Research & Papers

TMPO boosts diffusion model diversity by 9.1% with trajectory matching

New RL method fixes reward hacking while preserving generative diversity across tasks.

Deep Dive

Reinforcement learning (RL) has been a powerful tool for aligning diffusion models to specific downstream tasks, but it often suffers from reward hacking — where the model collapses into a narrow set of high-reward outputs, sacrificing diversity and causing visual mode collapse. A new paper, "TMPO: Trajectory Matching Policy Optimization for Diverse and Efficient Diffusion Alignment," identifies the root cause as the mode-seeking nature of existing methods that maximize expected reward without constraining the probability distribution over acceptable trajectories. To address this, the authors propose TMPO, which shifts from scalar reward maximization to trajectory-level reward distribution matching. TMPO introduces a Softmax Trajectory Balance (Softmax-TB) objective that aligns the policy probabilities of K trajectories with a reward-induced Boltzmann distribution. The authors prove this objective inherits the mode-covering property of forward KL divergence, ensuring the model explores all acceptable trajectories while optimizing reward.

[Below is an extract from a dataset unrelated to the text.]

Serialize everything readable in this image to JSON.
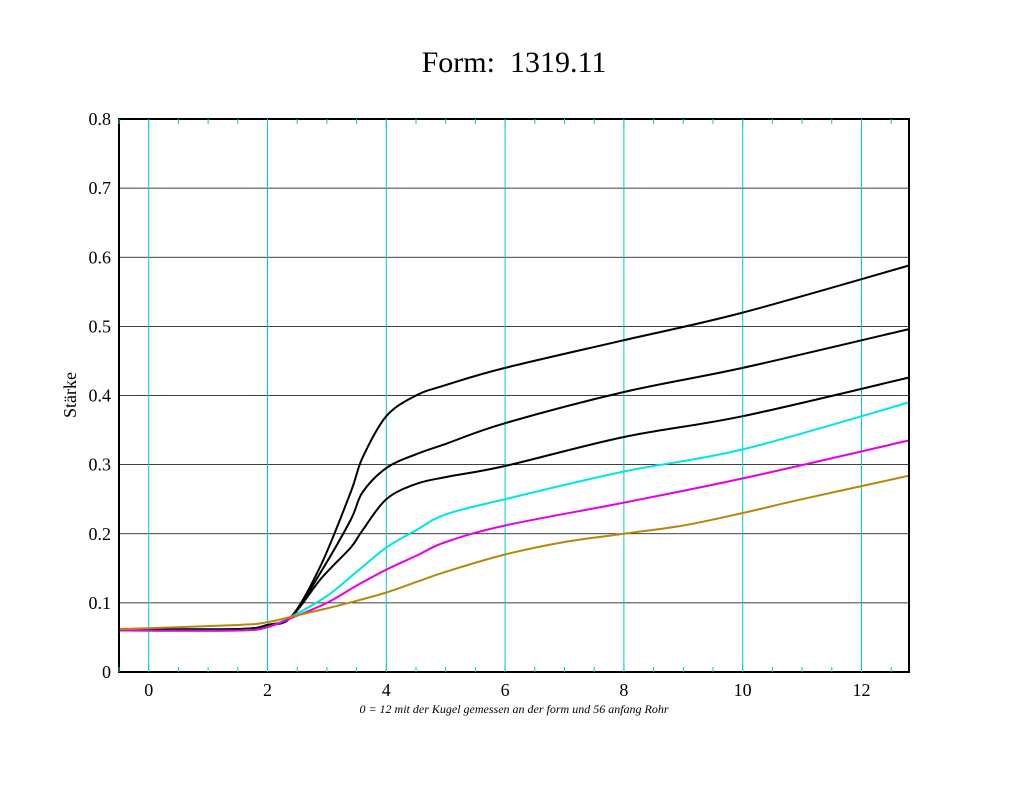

To make TMPO practical for large-scale flow-matching models, the method incorporates Dynamic Stochastic Tree Sampling. Here, multiple trajectories share denoising prefixes and branch at dynamically scheduled steps, cutting redundant computation without sacrificing training effectiveness. Extensive experiments across human preference alignment, compositional generation, and text rendering show that TMPO improves generative diversity by 9.1% over state-of-the-art methods. It also achieves competitive performance on all downstream and efficiency metrics, striking an optimal balance between reward and diversity. The paper is authored by Jiaming Li, Chenyu Zhu, and 10 others, and is available on arXiv (2605.10983).

Key Points
  • TMPO replaces scalar reward maximization with trajectory-level reward distribution matching using a Softmax Trajectory Balance objective.
  • The method improves generative diversity by 9.1% over state-of-the-art RL-based diffusion alignment methods.
  • Dynamic Stochastic Tree Sampling reduces training time by sharing denoising prefixes across trajectories with dynamic branching.

Why It Matters

TMPO offers a practical fix for reward hacking in diffusion models, enabling high-quality, diverse outputs for real-world generative AI applications.